According to recent reports, agents herded a large group of wild horses in the state before ceding control of the majestic animals to state authorities. At that point, Wyoming officials sold them off to a slaughterhouse in Canada.
Obviously, this development outraged countless advocates already incensed by accusations that BLM officers gunned down multiple cows at the Bundy Ranch.
Paula Todd King, a wild horse advocate with Colorados Cloud Foundation, said it would have taken very little to do this in a more effective way so that horses are not just sent off to slaughter indiscriminately.
Though wild horses, which have roamed throughout the American West for hundreds of years, are protected by federal law, the BLM contends these animals do not qualify for such protection.

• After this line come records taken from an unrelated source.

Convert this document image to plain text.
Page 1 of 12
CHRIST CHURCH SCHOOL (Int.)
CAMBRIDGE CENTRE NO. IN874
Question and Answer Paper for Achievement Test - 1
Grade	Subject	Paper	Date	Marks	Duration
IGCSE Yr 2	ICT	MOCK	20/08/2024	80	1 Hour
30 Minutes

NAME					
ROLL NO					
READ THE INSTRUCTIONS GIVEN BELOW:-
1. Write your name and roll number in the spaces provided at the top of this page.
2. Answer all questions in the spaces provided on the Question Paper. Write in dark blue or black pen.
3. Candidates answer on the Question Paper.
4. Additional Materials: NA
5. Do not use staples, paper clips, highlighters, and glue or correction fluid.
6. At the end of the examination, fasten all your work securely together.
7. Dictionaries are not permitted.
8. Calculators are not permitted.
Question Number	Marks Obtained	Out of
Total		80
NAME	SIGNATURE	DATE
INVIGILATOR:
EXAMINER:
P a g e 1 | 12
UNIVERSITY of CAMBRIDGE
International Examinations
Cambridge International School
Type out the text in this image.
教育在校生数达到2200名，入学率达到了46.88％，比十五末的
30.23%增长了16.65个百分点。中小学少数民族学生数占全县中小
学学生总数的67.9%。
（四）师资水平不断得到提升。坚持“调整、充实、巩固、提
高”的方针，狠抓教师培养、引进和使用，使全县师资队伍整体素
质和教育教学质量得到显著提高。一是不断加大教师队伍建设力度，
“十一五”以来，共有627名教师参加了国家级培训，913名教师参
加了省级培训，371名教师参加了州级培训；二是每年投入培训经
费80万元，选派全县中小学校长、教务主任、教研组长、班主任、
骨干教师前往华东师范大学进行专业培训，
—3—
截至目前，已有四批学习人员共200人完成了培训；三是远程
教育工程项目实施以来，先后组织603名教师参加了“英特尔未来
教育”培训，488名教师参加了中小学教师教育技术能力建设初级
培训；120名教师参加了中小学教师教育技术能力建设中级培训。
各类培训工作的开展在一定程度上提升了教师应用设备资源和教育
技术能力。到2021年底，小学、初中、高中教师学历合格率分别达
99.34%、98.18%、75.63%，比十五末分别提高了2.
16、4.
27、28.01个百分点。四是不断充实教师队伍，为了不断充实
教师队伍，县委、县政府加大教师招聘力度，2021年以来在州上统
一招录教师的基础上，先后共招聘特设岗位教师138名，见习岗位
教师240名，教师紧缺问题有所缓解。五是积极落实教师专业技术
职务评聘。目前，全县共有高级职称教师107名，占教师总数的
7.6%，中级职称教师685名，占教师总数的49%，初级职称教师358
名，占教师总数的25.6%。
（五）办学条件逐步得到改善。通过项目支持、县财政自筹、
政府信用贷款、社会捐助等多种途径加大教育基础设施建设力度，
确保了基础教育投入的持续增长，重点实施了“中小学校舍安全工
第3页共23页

Instead, agency spokesperson Sarah Beckwith contends they are strays descended from rodeo horses from four decades ago.
King, however, wondered how such a distinction is made.
How long does a horse have to live wild and free before its considered wild? she asked.
(Excerpt) Read more at westernjournalism.com ...
According to recent reports, agents herded a large group of wild horses in the state before ceding control of the majestic animals to state authorities. At that point, Wyoming officials sold them off to a slaughterhouse in Canada.
Yippe ty yi YEA!
Not speaking the federal government owning land in states issue, but it is hard for people (urbanized/suburbanized) to understand how big these animals get, how big their herds get since they are unchallenged for the most part.
There is only finite “food” where they live and the environment cannot support their populations. It is no different than dealing with deer, elk, moose. We have destroyed the natural order of things by killing off the natural predators, so their populations become too big for their range. They get diseased, become invasive, and can hurt people.
a little follow-up from Fox:
The BLM bans wild horses from being sold for slaughter. Anybody who adopts a wild horse from the BLM must agree to provide it a home.
The horses in the Bighorn Basin’s sagebrush hills descended from stray rodeo horses owned by Andy Gifford, a rancher and rodeo livestock contractor, in the 1970s, BLM spokeswoman Sarah Beckwith said.
Gifford had claimed the horses as his but never rounded them up before he died in 2009. That, plus the fact that the horses never interbred with wild horses, officially classified them as strays.
now, I’m going to ask the obvious question - how does the BLM know these horses didn’t interbreed with ‘wild horses’?